Sony said Tuesday it will pay Michael Jackson's estate $750 million (roughly Rs. 5,055 crores) for the late pop star's share of a music venture that owns the rights to songs by some of the biggest names in music history.
The deal will see the Japanese firm pick up Jackson's 50 percent stake in Sony ATV Music Publishing, which has the rights to several million titles including those written by the Beatles, Marvin Gaye and Bob Dylan.
Sony ATV Music Publishing was formed in 1995 by the Japanese electronics giant and the late "King of Pop", who transformed music with iconic hits including "Thriller" and "Beat it".
Jackson died in 2009 at the age of 50. His estate said it will still own his master recordings and the publishing company that owns all the songs he penned. It will also keep its stake in EMI Music.

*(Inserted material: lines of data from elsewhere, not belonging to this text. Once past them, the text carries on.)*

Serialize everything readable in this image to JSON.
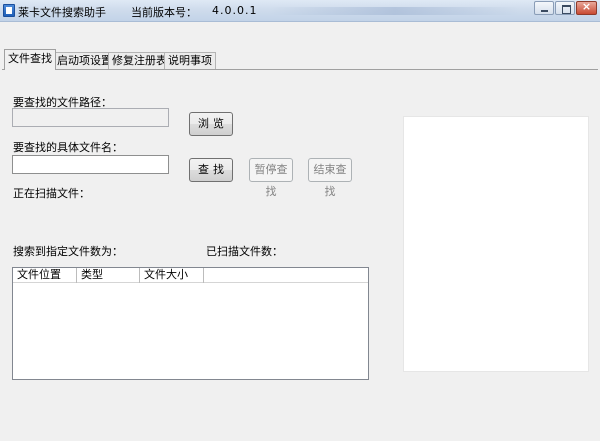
{
  "window": {
    "title": "莱卡文件搜索助手",
    "version_label": "当前版本号：",
    "version_value": "4.0.0.1",
    "controls": {
      "close_glyph": "×"
    }
  },
  "tabs": [
    {
      "label": "文件查找",
      "active": true
    },
    {
      "label": "启动项设置",
      "active": false
    },
    {
      "label": "修复注册表",
      "active": false
    },
    {
      "label": "说明事项",
      "active": false
    }
  ],
  "search": {
    "path_label": "要查找的文件路径：",
    "path_value": "",
    "browse_label": "浏览",
    "filename_label": "要查找的具体文件名：",
    "filename_value": "",
    "find_label": "查找",
    "pause_label": "暂停查找",
    "stop_label": "结束查找",
    "scanning_label": "正在扫描文件：",
    "found_count_label": "搜索到指定文件数为：",
    "scanned_count_label": "已扫描文件数："
  },
  "results": {
    "columns": [
      "文件位置",
      "类型",
      "文件大小"
    ],
    "rows": []
  }
}
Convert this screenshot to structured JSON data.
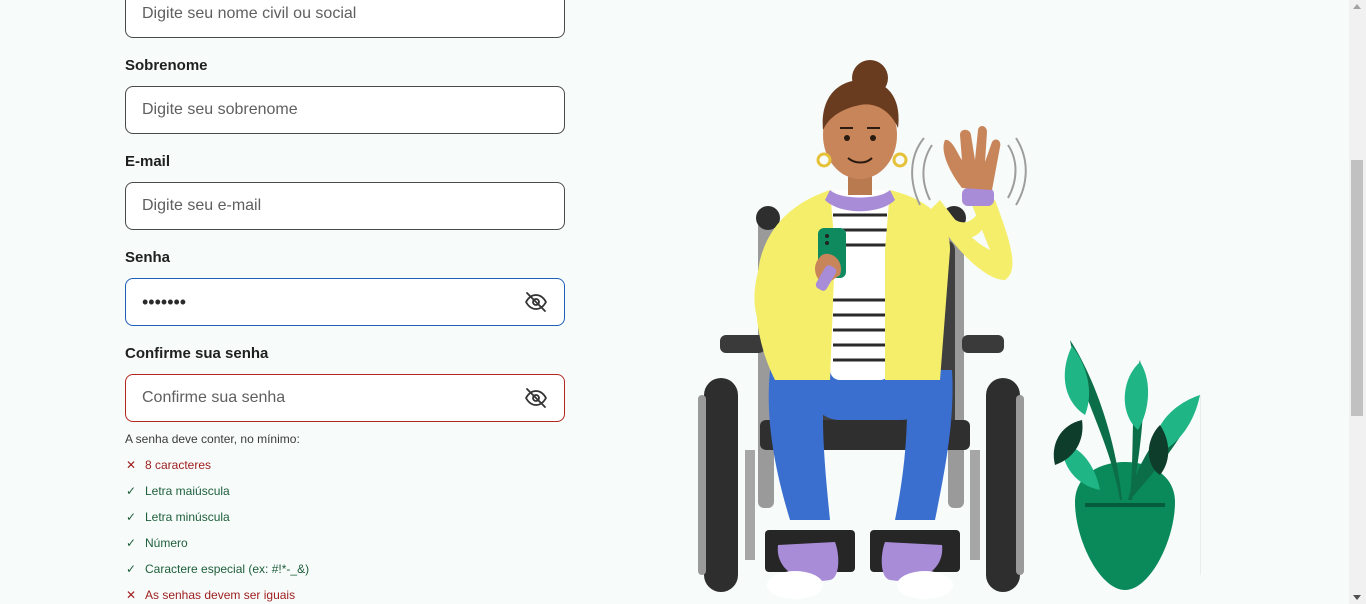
{
  "form": {
    "first_name": {
      "placeholder": "Digite seu nome civil ou social"
    },
    "last_name": {
      "label": "Sobrenome",
      "placeholder": "Digite seu sobrenome"
    },
    "email": {
      "label": "E-mail",
      "placeholder": "Digite seu e-mail"
    },
    "password": {
      "label": "Senha",
      "value": "•••••••"
    },
    "confirm_password": {
      "label": "Confirme sua senha",
      "placeholder": "Confirme sua senha"
    }
  },
  "rules": {
    "title": "A senha deve conter, no mínimo:",
    "items": [
      {
        "label": "8 caracteres",
        "status": "fail",
        "mark": "✕"
      },
      {
        "label": "Letra maiúscula",
        "status": "ok",
        "mark": "✓"
      },
      {
        "label": "Letra minúscula",
        "status": "ok",
        "mark": "✓"
      },
      {
        "label": "Número",
        "status": "ok",
        "mark": "✓"
      },
      {
        "label": "Caractere especial (ex: #!*-_&)",
        "status": "ok",
        "mark": "✓"
      },
      {
        "label": "As senhas devem ser iguais",
        "status": "fail",
        "mark": "✕"
      }
    ]
  },
  "icons": {
    "password_toggle": "eye-off-icon",
    "confirm_toggle": "eye-off-icon"
  },
  "colors": {
    "background": "#f7fcfb",
    "focus_border": "#1f5fb8",
    "error_border": "#b3261e",
    "fail_text": "#9e1c1c",
    "ok_text": "#1e5e3a"
  }
}
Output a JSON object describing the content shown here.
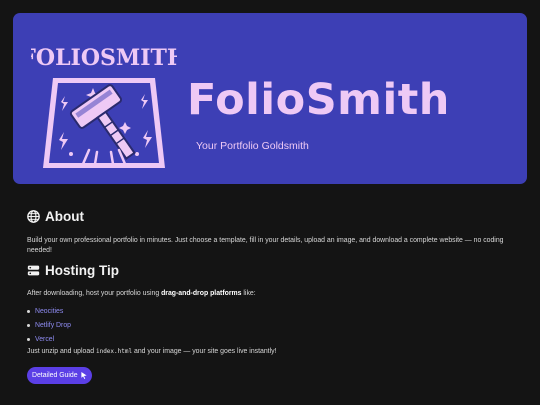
{
  "hero": {
    "logo_text": "FOLIOSMITH",
    "title": "FolioSmith",
    "subtitle": "Your Portfolio Goldsmith"
  },
  "about": {
    "icon": "globe-icon",
    "heading": "About",
    "body": "Build your own professional portfolio in minutes. Just choose a template, fill in your details, upload an image, and download a complete website — no coding needed!"
  },
  "hosting": {
    "icon": "server-icon",
    "heading": "Hosting Tip",
    "intro_before": "After downloading, host your portfolio using ",
    "intro_bold": "drag-and-drop platforms",
    "intro_after": " like:",
    "platforms": [
      "Neocities",
      "Netlify Drop",
      "Vercel"
    ],
    "note_before": "Just unzip and upload ",
    "note_code": "index.html",
    "note_after": " and your image — your site goes live instantly!",
    "button_label": "Detailed Guide"
  },
  "colors": {
    "hero_bg": "#3d3fb5",
    "hero_text": "#eec9f5",
    "page_bg": "#141414",
    "link": "#8f8cf2",
    "button_bg": "#5b3fe6"
  }
}
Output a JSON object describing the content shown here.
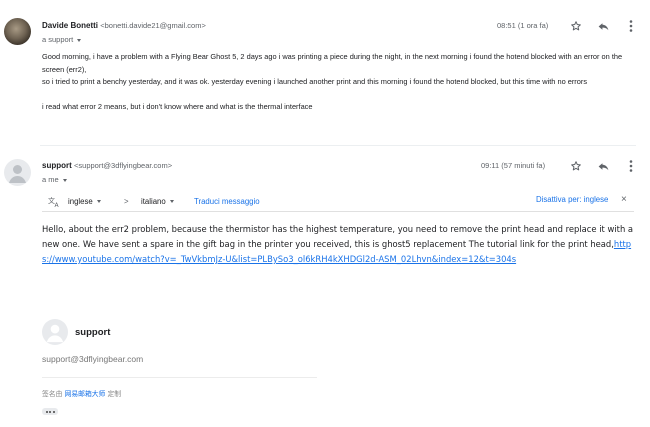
{
  "message1": {
    "sender_name": "Davide Bonetti",
    "sender_email": "<bonetti.davide21@gmail.com>",
    "to_label": "a support",
    "time": "08:51 (1 ora fa)",
    "body_lines": [
      "Good morning, i have a problem with a Flying Bear Ghost 5, 2 days ago i was printing a piece during the night, in the next morning i found the hotend blocked with an error on the screen (err2),",
      "so i tried to print a benchy yesterday, and it was ok. yesterday evening i launched another print and this morning i found the hotend blocked, but this time with no errors",
      "",
      "i read what error 2 means, but i don't know where and what is the thermal interface"
    ]
  },
  "message2": {
    "sender_name": "support",
    "sender_email": "<support@3dflyingbear.com>",
    "to_label": "a me",
    "time": "09:11 (57 minuti fa)",
    "translate": {
      "from_lang": "inglese",
      "to_lang": "italiano",
      "translate_link": "Traduci messaggio",
      "disable_link": "Disattiva per: inglese",
      "arrow": ">",
      "close": "×"
    },
    "body_text": "Hello, about the err2 problem, because the thermistor has the highest temperature, you need to remove the print head and replace it with a new one. We have sent a spare in the gift bag in the printer you received, this is ghost5 replacement The tutorial link for the print head,",
    "body_link": "https://www.youtube.com/watch?v=_TwVkbmJz-U&list=PLBySo3_ol6kRH4kXHDGl2d-ASM_02Lhvn&index=12&t=304s",
    "signature": {
      "name": "support",
      "email": "support@3dflyingbear.com",
      "footer_prefix": "签名由",
      "footer_link": "网易邮箱大师",
      "footer_suffix": "定制"
    }
  }
}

Sony said the deal underscored its focus on its entertainment division, which includes a music label and Hollywood studio.
The company has been leaning on movies, music and soaring sales of the PlayStation video game console in its bid to scrap years of eye-watering losses linked to the consumer electronics that built its global brand.
"The entertainment businesses have long been a core part of Sony and are a key driver of our future growth," Sony chief executive Kazuo Hirai said in a statement.
Jackson's estate said he bought what would become the joint venture's song catalogue in 1985 for $41.5 million (roughly Rs. 280 crores).
It "was the cornerstone of the joint venture and, as evidenced by the value of this transaction, is considered one of the smartest investments in music history," the estate's executors said.